Resources
DDCI and its partners in the global movement have produced a range of resources on tax to help you get to grips with the tax justice debate.
Down to Earth Guide on Tax, Debt and Development Coalition Ireland 2011
A magazine style resource with country focused storyies on tax from around the world. This resouce contains a rich overview of the tax justice debate to get you thinking.The resources contain stories from Sierra Leone, Bolivia and Rwanda.
Very suitable for development education audiences.
Download the resource here
Driving the Getaway Car? Ireland Tax and Development, Dr Sheila Killian
Afri, Christian Aid, Comhlámh, Debt and Development Coalition Ireland, Oxfam Ireland, Trócaire
Taxation is about far more than revenue-raising: it concerns power and impacts taxpayer behaviour. It is pivotal in enhancing accountability and participation in young states through the bargaining process between a government and its citizens. Very significantly, it often has unexpected consequences, and the tax system of one country can easily have an impact on economic or social behaviour in another. Since business is now international, it is important that taxes are designed not only with a domestic agenda in mind, but with a view to their consequences internationally, particularly for vulnerable economies in the global South.
The ability to collect tax is particularly important for Southern countries, for which it represents a far more sustainable solution to poverty than international aid. But Southern countries face particular challenges in this area. On a domestic level, there is the problem of how to tax a vast informal economy with little financial infrastructure. Southern taxing authorities struggle to collect revenue in the face of post-colonial attitudes resulting in poor tax compliance, relative tax complexity and poor taxpayer education, major gaps in their capacity, shifting tax structures often driven by IMF or World Bank lending, trade liberalisation, corruption and a deficient rule of law.
On an international level, tax challenges for Southern countries include capital flight, a lack of relative power in negotiations around foreign direct investment (FDI), tax competition, transfer pricing abuse by multinational firms, secrecy in some tax haven jurisdictions, and isolation through a thin network of tax treaties. Mozambique was chosen for particular examination in Section 5 of this report because it is an Irish Aid priority country. The country has been through IMF-led tax reform, and illustrates many of the classic problems encountered by the taxing authorities of Southern countries. Suggested solutions to some of Mozambique's difficulties may be taken from the experience of other African countries.
Ireland may pose an inadvertent threat to the tax capacity of Southern countries if its tax system is used by multinational firms as part of capital flight, or international tax evasion schemes.Ireland has attracted considerable foreign direct investment (FDI) through tax competition using a low rate of corporation tax, a wide network of double tax treaties and incentives for intellectual property to encourage multinational firms to locate in the country.
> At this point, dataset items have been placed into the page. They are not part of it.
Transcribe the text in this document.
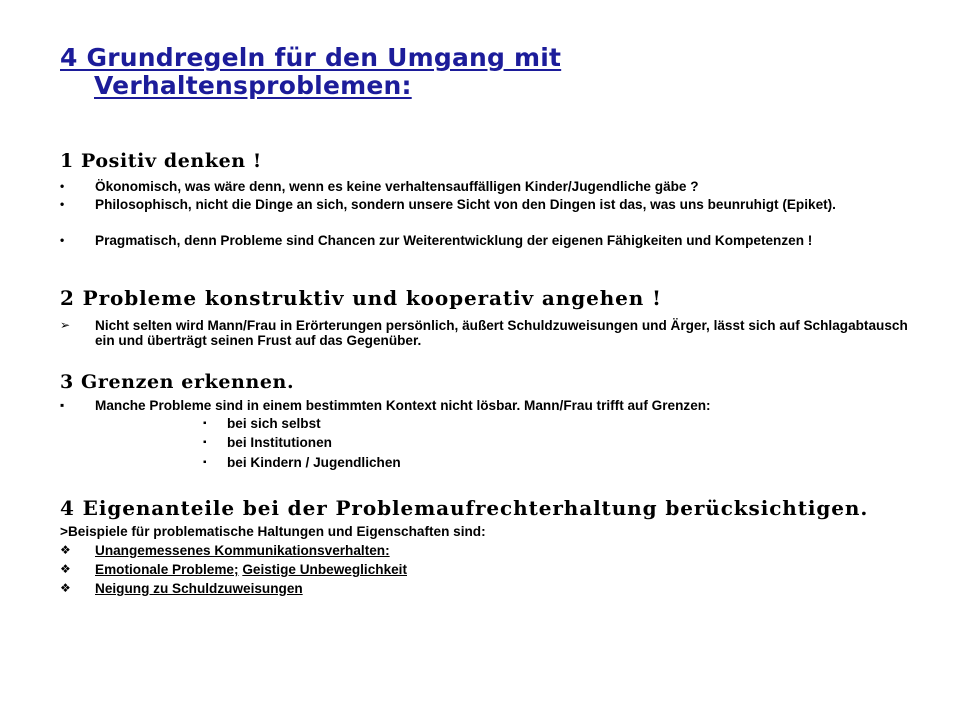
4 Grundregeln für den Umgang mit
Verhaltensproblemen:
1 Positiv denken !
•	Ökonomisch, was wäre denn, wenn es keine verhaltensauffälligen Kinder/Jugendliche gäbe ?
•	Philosophisch, nicht die Dinge an sich, sondern unsere Sicht von den Dingen ist das, was uns beunruhigt (Epiket).
•	Pragmatisch, denn Probleme sind Chancen zur Weiterentwicklung der eigenen Fähigkeiten und Kompetenzen !
2 Probleme konstruktiv und kooperativ angehen !
➢	Nicht selten wird Mann/Frau in Erörterungen persönlich, äußert Schuldzuweisungen und Ärger, lässt sich auf Schlagabtausch ein und überträgt seinen Frust auf das Gegenüber.
3 Grenzen erkennen.
▪	Manche Probleme sind in einem bestimmten Kontext nicht lösbar. Mann/Frau trifft auf Grenzen:
▪ bei sich selbst
▪ bei Institutionen
▪ bei Kindern / Jugendlichen
4 Eigenanteile bei der Problemaufrechterhaltung berücksichtigen.
>Beispiele für problematische Haltungen und Eigenschaften sind:
❖	Unangemessenes Kommunikationsverhalten:
❖	Emotionale Probleme; Geistige Unbeweglichkeit
❖	Neigung zu Schuldzuweisungen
Although Ireland has recently introduced new rules to counter transfer pricing abuse, these have significant weaknesses. There is a clear risk that without closing these gaps, our tax system can become a vehicle for complex tax avoidance schemes used by multinational firms to reduce their global tax liability. This is neither in the interests of countries which lose revenue to these firms, or in the interest of Ireland as a legitimate destination for FDI.
Download the report here
Kenya Report, Taxation and State Building in Kenya: Enhancing Revenue Capacity to Advance Human Welfare, Tax Justice Nertwork
Tax is widely considered a complex subject that should be left to experts. This perception has contributed to the huge gap in information available to the public on the issues of tax and development. This report seeks to narrow this gap by providing a broad overview of key policy issues in Kenya from a tax justice perspective. The report targets Kenyan readers and anyone else who wants to understand policy issues in tax and development in Africa.
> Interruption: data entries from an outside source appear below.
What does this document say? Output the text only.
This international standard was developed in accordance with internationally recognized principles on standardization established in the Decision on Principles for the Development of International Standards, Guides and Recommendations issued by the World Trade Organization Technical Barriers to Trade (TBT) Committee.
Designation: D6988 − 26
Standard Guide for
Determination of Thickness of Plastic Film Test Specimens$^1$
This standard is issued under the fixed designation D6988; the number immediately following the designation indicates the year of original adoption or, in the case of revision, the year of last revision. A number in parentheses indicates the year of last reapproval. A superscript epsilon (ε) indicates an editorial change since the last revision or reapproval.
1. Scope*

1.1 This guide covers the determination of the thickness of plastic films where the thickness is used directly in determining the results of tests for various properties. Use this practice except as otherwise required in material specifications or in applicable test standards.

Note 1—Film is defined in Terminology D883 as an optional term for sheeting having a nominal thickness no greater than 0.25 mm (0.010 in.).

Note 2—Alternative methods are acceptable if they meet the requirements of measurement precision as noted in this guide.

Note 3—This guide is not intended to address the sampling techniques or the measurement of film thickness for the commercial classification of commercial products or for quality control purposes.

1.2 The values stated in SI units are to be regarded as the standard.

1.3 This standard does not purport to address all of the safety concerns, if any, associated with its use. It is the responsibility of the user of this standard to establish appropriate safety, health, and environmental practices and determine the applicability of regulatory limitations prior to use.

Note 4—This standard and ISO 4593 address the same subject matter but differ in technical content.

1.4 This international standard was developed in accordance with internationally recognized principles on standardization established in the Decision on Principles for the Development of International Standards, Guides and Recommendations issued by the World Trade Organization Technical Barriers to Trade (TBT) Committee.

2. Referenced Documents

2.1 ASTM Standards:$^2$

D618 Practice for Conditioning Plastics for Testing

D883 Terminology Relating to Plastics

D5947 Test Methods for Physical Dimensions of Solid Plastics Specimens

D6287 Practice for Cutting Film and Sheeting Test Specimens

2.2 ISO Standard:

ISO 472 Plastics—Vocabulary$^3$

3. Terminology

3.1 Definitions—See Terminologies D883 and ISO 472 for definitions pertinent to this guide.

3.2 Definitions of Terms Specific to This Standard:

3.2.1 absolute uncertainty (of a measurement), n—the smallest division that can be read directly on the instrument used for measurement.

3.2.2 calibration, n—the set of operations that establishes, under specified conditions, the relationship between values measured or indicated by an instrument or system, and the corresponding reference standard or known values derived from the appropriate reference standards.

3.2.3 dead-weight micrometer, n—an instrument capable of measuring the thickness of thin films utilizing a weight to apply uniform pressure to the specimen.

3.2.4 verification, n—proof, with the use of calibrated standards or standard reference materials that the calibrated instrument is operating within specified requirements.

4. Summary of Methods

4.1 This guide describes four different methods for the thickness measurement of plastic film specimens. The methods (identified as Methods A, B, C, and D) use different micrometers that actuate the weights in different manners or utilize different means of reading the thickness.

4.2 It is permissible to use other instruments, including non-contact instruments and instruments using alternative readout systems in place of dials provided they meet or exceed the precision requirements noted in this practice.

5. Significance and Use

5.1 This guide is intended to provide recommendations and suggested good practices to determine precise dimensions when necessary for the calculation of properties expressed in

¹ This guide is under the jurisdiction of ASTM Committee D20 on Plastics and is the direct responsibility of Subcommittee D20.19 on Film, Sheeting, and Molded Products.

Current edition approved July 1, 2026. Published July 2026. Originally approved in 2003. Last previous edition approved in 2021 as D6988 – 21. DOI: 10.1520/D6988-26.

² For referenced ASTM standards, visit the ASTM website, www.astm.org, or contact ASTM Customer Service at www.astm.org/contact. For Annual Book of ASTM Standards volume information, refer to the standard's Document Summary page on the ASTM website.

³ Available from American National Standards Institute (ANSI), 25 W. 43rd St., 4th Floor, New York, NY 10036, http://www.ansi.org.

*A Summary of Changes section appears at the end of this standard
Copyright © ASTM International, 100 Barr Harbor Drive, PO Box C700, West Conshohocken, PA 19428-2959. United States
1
This reports starts from a human rights perspective on tax and wealth distribution. Human rights are understood in this report to encompass not just socio-political but also economic human rights. The report argues that economic human rights include the right to food, education, health security and other basic rights: achieving these rights is conditional on the availability of financial resources to fund them. Tax is therefore key to ensuring that the Kenyan state can fulfil its human rights obligations.
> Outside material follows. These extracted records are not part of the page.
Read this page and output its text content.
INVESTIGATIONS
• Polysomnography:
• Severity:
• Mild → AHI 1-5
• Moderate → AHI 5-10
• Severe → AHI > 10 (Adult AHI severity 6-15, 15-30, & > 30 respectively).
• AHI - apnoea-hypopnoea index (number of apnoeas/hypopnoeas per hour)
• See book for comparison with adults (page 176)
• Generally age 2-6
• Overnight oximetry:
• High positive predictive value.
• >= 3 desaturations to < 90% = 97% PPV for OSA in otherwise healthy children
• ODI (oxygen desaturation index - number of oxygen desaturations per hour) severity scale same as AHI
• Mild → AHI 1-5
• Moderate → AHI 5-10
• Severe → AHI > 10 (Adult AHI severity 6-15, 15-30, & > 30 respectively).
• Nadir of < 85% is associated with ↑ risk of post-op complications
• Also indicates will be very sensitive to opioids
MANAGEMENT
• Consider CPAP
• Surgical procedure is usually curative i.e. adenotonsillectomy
With the debate on tax and development gaining a global audience, this report provides an international context through which this debate can be applied in Kenya. The authors contend that the role of tax as a tool for development has been largely ignored in development policy-making for decades. This is now chang-ing rapidly, as international organisation including the United Nations, the IMF, the OECD and international civil society organisations led by the global Tax Justice Network work towards bringing the tax debate to the international development arena.